From a national standpoint, Suero says, “we’re focused on the professional development of minority students, and how best to establish and build those personal connections within the industry.”
In the last year, Suero has led committees of other NSMH members from schools across the east coast, and nearly every Sunday, she’s was on the phone for more than an hour with the national board. Planning a conference of this size involved a number of corporate sponsors such as Hilton Worldwide, Hyatt, and Sodexo, each of which provided at least $25,000 to help fund the weekend, while $1,500 was awarded as a scholarship to an NSMH applicant during the Awards Gala, the final wrap-up event at the end of every national conference.
Although the national conference is full of fun events and activities, including the Hospitality Olympics and an “I Love 1989” dance party, there’s a shared understanding among all who attend that this is where important work and dialogue takes place, too.
Students often find themselves interviewing for internships and job opportunities at major companies across the industry.

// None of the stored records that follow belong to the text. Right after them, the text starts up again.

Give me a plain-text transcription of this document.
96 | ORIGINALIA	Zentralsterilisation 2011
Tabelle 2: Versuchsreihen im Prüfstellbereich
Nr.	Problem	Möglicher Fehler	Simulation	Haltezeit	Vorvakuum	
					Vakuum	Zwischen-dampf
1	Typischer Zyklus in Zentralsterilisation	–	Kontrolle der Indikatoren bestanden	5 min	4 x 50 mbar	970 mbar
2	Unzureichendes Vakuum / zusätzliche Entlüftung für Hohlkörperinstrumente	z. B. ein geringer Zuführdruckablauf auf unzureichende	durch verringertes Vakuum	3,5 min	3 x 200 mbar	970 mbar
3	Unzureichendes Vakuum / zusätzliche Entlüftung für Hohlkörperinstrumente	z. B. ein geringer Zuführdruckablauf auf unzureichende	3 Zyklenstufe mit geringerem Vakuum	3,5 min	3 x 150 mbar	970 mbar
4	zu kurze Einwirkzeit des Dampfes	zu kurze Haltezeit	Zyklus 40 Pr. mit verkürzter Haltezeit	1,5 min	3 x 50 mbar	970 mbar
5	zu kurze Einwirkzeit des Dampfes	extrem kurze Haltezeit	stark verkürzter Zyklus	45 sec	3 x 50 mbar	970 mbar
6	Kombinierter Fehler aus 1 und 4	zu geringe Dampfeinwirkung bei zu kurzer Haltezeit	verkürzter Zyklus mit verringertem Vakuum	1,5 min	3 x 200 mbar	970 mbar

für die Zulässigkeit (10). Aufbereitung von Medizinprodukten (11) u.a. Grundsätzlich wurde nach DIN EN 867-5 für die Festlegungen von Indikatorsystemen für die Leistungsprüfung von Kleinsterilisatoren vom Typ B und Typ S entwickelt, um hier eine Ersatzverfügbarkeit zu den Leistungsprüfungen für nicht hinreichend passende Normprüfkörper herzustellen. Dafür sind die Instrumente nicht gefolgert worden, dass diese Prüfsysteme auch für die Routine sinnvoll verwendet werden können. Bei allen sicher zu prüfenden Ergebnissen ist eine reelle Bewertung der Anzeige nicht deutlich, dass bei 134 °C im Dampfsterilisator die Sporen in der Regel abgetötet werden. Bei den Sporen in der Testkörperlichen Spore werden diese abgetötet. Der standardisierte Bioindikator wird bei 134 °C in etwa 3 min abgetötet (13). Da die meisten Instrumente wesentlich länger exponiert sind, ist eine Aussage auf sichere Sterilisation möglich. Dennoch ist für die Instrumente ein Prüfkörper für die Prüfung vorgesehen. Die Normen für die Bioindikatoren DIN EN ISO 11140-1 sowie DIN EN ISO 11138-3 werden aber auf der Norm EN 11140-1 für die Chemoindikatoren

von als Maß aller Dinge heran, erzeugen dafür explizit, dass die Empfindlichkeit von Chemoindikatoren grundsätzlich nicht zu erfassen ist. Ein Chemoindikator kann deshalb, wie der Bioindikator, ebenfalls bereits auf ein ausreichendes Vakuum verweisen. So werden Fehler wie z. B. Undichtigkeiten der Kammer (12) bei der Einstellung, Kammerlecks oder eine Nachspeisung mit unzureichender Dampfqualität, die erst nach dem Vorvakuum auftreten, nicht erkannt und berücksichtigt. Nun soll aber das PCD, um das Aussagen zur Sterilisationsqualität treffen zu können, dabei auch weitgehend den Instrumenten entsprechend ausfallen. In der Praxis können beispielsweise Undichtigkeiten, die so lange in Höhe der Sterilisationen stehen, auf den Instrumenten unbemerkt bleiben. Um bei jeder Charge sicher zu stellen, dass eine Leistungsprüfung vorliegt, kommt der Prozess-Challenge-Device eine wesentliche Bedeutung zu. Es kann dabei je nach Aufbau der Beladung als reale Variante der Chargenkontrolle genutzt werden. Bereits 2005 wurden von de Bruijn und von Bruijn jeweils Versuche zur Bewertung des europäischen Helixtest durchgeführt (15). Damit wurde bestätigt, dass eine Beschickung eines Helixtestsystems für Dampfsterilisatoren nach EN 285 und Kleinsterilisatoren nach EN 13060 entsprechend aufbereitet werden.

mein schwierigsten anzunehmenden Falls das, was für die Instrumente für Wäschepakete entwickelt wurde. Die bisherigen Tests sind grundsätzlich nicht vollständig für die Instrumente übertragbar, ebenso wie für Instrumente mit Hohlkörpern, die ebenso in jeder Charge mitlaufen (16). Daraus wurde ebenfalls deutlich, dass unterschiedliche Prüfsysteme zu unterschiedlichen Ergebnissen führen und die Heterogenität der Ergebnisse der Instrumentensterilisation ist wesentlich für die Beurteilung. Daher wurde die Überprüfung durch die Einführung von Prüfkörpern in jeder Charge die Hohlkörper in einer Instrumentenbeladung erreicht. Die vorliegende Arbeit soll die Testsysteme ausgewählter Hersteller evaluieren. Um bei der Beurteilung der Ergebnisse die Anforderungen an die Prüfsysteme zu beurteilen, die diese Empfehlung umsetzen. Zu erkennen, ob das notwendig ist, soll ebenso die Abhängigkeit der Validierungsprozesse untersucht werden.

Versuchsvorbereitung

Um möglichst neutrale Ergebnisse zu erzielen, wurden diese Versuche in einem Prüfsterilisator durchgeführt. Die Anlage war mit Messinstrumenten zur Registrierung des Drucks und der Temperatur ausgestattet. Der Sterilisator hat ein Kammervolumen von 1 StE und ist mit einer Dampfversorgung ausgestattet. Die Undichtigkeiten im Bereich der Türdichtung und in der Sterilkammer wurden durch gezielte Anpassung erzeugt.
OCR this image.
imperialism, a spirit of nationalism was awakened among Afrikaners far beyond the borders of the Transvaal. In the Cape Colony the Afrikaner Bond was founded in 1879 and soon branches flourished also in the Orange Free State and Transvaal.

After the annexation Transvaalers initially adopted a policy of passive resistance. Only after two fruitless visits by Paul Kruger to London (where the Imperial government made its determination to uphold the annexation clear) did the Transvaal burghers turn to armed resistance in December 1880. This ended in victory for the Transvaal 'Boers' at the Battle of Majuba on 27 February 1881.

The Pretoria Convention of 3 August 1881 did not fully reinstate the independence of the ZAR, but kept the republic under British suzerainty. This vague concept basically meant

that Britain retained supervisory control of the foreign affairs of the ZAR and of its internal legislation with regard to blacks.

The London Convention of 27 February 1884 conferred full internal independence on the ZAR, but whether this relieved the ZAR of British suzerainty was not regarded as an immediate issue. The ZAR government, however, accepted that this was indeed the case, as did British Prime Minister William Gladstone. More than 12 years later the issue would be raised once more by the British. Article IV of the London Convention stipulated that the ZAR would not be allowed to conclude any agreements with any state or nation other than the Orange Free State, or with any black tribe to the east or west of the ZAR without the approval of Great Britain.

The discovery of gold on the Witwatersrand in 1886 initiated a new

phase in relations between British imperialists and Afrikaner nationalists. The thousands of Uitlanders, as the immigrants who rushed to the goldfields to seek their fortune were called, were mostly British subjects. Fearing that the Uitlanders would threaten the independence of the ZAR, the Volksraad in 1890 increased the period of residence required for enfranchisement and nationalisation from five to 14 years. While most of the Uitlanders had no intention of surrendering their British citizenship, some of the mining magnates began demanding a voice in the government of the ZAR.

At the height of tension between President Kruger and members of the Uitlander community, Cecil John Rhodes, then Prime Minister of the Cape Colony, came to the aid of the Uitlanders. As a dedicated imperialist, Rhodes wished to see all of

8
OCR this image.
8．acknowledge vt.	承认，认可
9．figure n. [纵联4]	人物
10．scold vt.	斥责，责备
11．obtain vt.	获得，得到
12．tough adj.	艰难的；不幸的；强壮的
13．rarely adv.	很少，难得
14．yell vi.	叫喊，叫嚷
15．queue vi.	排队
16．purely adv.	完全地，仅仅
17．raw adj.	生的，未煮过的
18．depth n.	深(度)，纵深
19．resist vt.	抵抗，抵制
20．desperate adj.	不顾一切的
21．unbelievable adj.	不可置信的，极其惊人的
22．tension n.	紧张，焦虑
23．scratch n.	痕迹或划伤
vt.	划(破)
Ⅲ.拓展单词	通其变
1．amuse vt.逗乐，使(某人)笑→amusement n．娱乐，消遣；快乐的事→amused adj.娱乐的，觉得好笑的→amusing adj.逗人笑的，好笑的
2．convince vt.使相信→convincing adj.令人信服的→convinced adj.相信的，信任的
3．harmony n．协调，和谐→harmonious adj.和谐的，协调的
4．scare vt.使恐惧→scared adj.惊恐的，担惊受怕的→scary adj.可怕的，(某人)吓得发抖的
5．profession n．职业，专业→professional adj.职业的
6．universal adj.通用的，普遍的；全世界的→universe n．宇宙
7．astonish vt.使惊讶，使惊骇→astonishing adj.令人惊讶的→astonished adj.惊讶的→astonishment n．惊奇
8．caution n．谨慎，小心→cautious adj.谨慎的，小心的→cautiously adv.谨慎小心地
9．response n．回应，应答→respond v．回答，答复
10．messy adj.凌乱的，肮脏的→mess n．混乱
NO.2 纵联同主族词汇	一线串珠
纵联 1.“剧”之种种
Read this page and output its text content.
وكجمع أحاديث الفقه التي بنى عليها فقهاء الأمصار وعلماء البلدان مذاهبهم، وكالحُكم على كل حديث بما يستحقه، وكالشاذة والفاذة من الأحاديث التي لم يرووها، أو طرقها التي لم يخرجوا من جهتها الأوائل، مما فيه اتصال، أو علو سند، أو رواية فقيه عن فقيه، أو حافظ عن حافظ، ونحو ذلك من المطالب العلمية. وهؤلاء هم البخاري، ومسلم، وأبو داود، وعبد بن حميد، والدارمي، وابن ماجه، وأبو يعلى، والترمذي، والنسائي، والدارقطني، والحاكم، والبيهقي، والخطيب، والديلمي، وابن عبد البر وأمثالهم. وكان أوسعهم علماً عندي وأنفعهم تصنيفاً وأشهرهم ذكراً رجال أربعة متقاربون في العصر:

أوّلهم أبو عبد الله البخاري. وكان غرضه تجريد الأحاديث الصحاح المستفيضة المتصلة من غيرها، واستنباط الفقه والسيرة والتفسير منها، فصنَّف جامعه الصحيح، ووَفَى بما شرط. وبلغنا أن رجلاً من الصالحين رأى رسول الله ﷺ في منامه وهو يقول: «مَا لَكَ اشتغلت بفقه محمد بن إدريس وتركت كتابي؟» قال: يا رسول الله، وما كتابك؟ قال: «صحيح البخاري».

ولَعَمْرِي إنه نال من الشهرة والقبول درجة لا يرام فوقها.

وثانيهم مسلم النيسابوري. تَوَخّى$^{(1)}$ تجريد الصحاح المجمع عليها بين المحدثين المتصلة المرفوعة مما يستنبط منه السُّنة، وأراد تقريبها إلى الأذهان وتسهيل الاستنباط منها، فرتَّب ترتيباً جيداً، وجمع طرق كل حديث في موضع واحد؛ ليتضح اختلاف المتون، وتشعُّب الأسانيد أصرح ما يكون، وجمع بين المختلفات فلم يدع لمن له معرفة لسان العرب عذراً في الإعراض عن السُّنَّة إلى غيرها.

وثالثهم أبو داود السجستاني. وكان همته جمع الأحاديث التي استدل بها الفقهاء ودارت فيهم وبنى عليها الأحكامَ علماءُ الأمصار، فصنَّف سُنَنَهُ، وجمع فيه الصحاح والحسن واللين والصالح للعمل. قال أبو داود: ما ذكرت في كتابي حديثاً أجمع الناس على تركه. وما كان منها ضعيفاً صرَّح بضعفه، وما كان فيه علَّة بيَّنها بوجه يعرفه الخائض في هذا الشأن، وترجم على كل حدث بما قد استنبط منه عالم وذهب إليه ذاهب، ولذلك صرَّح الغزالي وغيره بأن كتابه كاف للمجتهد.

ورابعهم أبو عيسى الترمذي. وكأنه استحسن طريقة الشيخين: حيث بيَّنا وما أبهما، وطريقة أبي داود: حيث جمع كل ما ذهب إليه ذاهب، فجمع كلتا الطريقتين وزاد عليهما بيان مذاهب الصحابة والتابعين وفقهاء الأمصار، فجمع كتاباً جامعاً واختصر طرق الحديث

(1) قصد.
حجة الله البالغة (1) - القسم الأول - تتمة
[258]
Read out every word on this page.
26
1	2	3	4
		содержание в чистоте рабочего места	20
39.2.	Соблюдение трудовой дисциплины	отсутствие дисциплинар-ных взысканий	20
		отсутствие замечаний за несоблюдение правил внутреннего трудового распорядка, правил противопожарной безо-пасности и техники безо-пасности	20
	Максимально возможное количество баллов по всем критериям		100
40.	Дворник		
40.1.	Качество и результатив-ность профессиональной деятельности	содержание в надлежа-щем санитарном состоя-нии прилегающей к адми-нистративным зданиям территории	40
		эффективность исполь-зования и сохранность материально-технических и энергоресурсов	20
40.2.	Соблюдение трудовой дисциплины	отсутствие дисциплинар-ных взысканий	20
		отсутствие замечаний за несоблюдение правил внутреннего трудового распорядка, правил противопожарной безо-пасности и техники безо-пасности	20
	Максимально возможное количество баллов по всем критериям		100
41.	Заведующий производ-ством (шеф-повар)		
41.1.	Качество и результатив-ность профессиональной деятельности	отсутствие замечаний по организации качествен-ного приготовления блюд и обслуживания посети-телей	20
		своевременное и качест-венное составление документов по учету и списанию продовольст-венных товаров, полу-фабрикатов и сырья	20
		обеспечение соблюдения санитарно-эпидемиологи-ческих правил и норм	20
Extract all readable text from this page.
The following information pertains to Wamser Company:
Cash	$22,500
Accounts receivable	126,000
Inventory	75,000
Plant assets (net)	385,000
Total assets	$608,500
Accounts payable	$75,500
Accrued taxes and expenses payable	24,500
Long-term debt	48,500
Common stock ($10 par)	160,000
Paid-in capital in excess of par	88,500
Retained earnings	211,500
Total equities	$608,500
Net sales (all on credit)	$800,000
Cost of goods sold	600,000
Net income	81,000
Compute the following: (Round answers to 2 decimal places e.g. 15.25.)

Job offers are made at this conference, relationships are forged that may influence NSMH participants down the road in their careers, and there’s an overwhelming sense of connection, perhaps because students and NSMH alumni often can find multiple points of connection among their own experiences as people of color.
Alumni connections made stronger
“No matter where we go for our national conference, it goes without saying that alumni show up,” says Miller. “I like to let other alumni know that we’re coming, and they’re always gracious.”
During last year’s conference in Chicago, NSMH’s Cornell chapter enjoyed a meal hosted by Mark Agnew ’99, owner and operator of the popular Lou Malnati’s Pizza in Chicago. Miller helped coordinate with local alumni, and a number of them came for a meet-and-greet event with the group of current SHA students.
This year was no different. Although he says students are very self-sufficient in leading and organizing the NSMH Cornell chapter, Miller took the lead in arranging for them to meet with alumnus Alan LeBlanc ’84, president of Brewed to Serve Restaurant Group, which comprises three restaurants and a brewery. Students sat down for lunch at one of his restaurants and heard from LeBlanc himself about his SHA experience. Following the meal, the group walked down the street to another of LeBlanc’s restaurants, where an informal meet-and-greet was set up with people from Brewed to Serve and Hotelies from the Atlanta area.
In addition to attending these inform gatherings, alumni often come to the NSMH National Conference as well. This year, NSMH’s four co-founders joined in the celebration. Many alumni participate in the conference’s career fair, where students meet with recruiters from many top hotel companies, including Hilton, Hyatt, Marriott, and Four Seasons. There are many are familiar faces working behind the tables, NSMH participants of past, and several of them Hotelies. Miller says this is just one example of NSMH’s 30-year legacy on display, up close and personal.
As Tatiana Suero prepares to transition from student to alumna, she knows the important role she can play in the lives of younger hospitality students. Remembering how she felt as a first-year student, and choosing to make a commitment to NSMH, she’s certain there was someone among the crowd at the 2019 national conference who will follow in her footsteps. Suero wants to continue making an impact in pushing NSMH’s mission forward.
Miller sums up this dynamic perfectly: “There’s this great opportunity in NSMH that somebody helped build, and they just happen to be Hotelies,” he says. “Now we pay it forward by maintaining the organization for future students.”